In a previously published post on the same mailing list, AMD employee Elsie Wahlig also warned that the patch is "not recommended for upstream products." Wahlig mentioned that the patch was developed by AMD's Operating System Research Center group for Linux 2.6.23.8 and provided a detailed description of the error:
The description of error 298 is as follows: "The processor operation may not be atomic, changing the accessed or dirty bytes in the page translation table entry from address 0b to 1b in the second level cache. Within a small time interval , other cache operations may cause invalid page translation table entries to be installed in the L3 cache before the modified replicated data is returned to the L2 cache. Additionally, if the cache line is detected during this interval, the processor will not. Perform unrelated cache operations on accessed or dirty bytes, and possibly erroneous data. The system may report a Level 3 cache protocol error through a machine detection event. In this case, the MC4 status. The content of the register (MSR 0000_0410) will be B2000000_000B0C0F or BA000000_000B0C0F. The content of the MC4 address register (MSR 0000_0412) will be 26h. "
Wahlig described how the Linux patch works, which also bypasses the BIOS workspace and emulates "accessed and dirty bytes" to prevent erroneous data from building file headers:
The kernel patch solution depends on the root cause of the L2 cache eviction issue. The problem is only revealed when the TLB needs to set an A or D bit in a page table entry. If the TLB never needs to set an A or D bit, the error will not occur.

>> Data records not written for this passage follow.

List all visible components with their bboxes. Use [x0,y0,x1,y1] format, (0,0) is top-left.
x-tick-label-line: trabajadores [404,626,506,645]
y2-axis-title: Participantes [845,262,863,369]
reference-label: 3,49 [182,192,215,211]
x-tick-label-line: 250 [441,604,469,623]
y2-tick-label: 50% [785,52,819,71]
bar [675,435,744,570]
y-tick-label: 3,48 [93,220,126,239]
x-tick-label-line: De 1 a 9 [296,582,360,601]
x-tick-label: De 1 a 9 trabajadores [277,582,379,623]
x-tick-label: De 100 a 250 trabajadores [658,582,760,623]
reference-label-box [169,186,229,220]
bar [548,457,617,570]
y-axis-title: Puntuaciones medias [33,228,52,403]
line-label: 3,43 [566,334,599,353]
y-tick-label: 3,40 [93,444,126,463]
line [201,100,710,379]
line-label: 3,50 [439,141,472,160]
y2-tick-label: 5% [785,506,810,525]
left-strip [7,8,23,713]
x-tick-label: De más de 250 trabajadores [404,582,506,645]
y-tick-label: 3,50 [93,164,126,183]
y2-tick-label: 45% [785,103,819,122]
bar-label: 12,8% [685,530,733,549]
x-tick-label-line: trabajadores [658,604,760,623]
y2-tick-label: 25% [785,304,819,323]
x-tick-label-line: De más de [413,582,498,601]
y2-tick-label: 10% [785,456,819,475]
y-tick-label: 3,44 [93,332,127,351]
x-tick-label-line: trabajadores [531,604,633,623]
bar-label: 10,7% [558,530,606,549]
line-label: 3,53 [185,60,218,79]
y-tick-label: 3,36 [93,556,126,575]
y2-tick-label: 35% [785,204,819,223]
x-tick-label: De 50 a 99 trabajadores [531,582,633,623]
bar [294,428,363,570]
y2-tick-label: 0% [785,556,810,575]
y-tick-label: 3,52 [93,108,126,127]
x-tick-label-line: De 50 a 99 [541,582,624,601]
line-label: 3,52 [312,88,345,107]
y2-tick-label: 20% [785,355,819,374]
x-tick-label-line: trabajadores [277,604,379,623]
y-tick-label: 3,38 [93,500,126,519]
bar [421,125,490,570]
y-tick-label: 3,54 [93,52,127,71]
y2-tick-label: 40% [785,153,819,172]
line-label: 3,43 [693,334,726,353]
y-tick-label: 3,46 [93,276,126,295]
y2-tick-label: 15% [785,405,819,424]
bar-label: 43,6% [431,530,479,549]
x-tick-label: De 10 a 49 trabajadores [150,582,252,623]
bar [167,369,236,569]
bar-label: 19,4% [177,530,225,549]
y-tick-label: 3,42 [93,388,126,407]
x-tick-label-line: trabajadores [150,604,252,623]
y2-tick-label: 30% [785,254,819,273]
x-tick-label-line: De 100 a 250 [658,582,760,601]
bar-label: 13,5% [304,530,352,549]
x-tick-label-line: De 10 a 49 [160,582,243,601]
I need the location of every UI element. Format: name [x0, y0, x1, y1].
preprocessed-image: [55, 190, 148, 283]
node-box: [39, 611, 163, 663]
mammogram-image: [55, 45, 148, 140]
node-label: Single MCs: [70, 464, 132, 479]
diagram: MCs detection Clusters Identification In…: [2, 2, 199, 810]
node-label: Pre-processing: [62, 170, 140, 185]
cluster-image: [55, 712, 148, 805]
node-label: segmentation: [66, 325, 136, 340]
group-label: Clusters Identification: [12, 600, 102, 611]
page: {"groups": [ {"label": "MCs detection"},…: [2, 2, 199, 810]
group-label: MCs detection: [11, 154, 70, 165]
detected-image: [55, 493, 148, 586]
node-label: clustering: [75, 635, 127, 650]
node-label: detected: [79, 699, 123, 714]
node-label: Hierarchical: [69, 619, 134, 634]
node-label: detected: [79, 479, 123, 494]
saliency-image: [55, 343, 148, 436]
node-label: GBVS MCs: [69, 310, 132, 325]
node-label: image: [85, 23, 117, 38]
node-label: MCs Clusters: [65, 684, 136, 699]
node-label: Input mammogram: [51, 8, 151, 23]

By emulating the A and D bits using the currently writable bits, the patch will ensure that the actual A and D bits are often preset. This is accomplished by forcing an error page when a page is first accessed for which the emulation A bit is not set, and when a writable page is first write accessed for which the emulation D bit is not set. The simulated A and D bits are stored in bit registers, which are usually available to the operating system as page table entries.
AMD stopped issuing the patch in a more tactful statement than initially expected, but the company did not issue a "pass" to all Linux users to avoid the performance loss caused by the BIOS fix.